Best of luck to you. Life is sooooo much better on the other side of this. Have faith and take this leap.

Anonymous
OP, cut all ties. You are messed up if you are letting the man that molested you as a child have any access whatsoever to your child. Get away
Anonymous
Anonymous wrote:OP, cut all ties. You are messed up if you are letting the man that molested you as a child have any access whatsoever to your child. Get away


Yes I am confused and messed up. I am going to get a second professional opinion. the therapist I am seeing isn't as alarmed as most of the PP. I think it is because it was a "milder" form of sexual abuse. I am not sure.

Can anyone direct me to a good resource? I can start with the web. thanks.
Anonymous
Anonymous wrote:
Anonymous wrote:OP, cut all ties.
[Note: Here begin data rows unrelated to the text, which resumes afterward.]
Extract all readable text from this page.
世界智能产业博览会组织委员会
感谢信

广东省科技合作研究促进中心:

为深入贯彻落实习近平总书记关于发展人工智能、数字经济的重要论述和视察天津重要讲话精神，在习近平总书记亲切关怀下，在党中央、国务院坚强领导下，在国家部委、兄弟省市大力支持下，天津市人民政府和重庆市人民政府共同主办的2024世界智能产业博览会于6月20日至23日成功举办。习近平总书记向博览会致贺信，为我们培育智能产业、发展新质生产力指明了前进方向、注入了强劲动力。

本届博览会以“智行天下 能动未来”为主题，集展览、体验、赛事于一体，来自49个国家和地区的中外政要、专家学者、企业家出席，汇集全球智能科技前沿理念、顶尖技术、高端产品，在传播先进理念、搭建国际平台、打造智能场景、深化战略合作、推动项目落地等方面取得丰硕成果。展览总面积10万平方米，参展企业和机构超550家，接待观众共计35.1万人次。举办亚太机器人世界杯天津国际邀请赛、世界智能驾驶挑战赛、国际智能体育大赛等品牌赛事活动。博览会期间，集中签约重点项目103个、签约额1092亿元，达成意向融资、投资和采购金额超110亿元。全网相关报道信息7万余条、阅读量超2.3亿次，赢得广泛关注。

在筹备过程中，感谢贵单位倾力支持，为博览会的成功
You are messed up if you are letting the man that molested you as a child have any access whatsoever to your child. Get away


Yes I am confused and messed up. I am going to get a second professional opinion. the therapist I am seeing isn't as alarmed as most of the PP. I think it is because it was a "milder" form of sexual abuse. I am not sure.
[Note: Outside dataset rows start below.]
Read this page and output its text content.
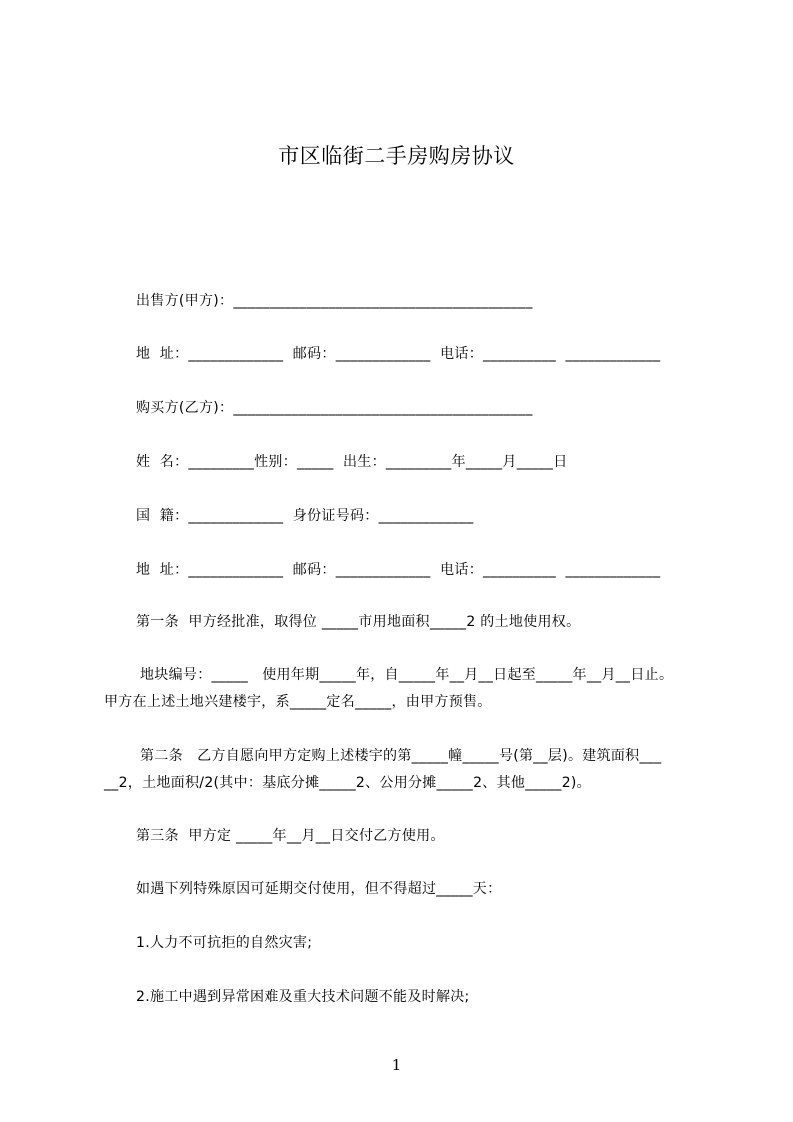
市区临街二手房购房协议
出售方(甲方)：_________________________________________
地  址：_____________  邮码：_____________  电话：__________  _____________
购买方(乙方)：_________________________________________
姓  名：_________性别：_____  出生：_________年_____月_____日
国  籍：_____________  身份证号码：_____________
地  址：_____________  邮码：_____________  电话：__________  _____________
第一条  甲方经批准，取得位 _____市用地面积_____2 的土地使用权。
地块编号：_____   使用年期_____年，自_____年__月__日起至_____年__月__日止。
甲方在上述土地兴建楼宇，系_____定名_____，由甲方预售。
第二条   乙方自愿向甲方定购上述楼宇的第_____幢_____号(第__层)。建筑面积___
__2，土地面积/2(其中：基底分摊_____2、公用分摊_____2、其他_____2)。
第三条  甲方定 _____年__月__日交付乙方使用。
如遇下列特殊原因可延期交付使用，但不得超过_____天：
1.人力不可抗拒的自然灾害;
2.施工中遇到异常困难及重大技术问题不能及时解决;
1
Can anyone direct me to a good resource? I can start with the web. thanks.


That's a good start OP. I am sure you can search this forum and find resources. It does sound like you may need a new perspective. It sounds like you want to cut them off but maybe your therapist is stopping you? I wouldn't want a therapist that does not share my ultimate goal.
Anonymous
^^^^^That's a good start OP. I am sure you can search this forum and find resources. It does sound like you may need a new perspective. It sounds like you want to cut them off but maybe your therapist is stopping you? I wouldn't want a therapist that does not share my ultimate goal.
Anonymous
NP here. I just read through all these threads and I'm sorry to say I'm in your club. There's a lot of good advice on this thread and I really appreciate the time people took to tell their story. As far as what to tell people, I usually just say that my family lives out of town, we don't see them much, etc. I don't feel the need to go into much detail and I've never had anyone really pursue it. The more difficult issue has been what to tell my kids. They are of an age where they've asked where my parents are. I don't want to lie to them so I've told them that my parents were very mean and were bullying me. They weren't good to me. I gave them a choice - treat me in a loving and respectable way or I would leave the family - we've had lots of conversations about this and reassured them that this would never happen to us because even though we sometimes get angry, we never hit or bully. It's worked for us. I'm hoping it will lay the foundation for healthy relationships for them as well.

OP - I do think you need a different counselor. I can't imagine anyone thinking what your father did to you is minor. It's not! It doesn't matter what the extent of it was, it crossed the line. Best of luck to you. Please post back with an update.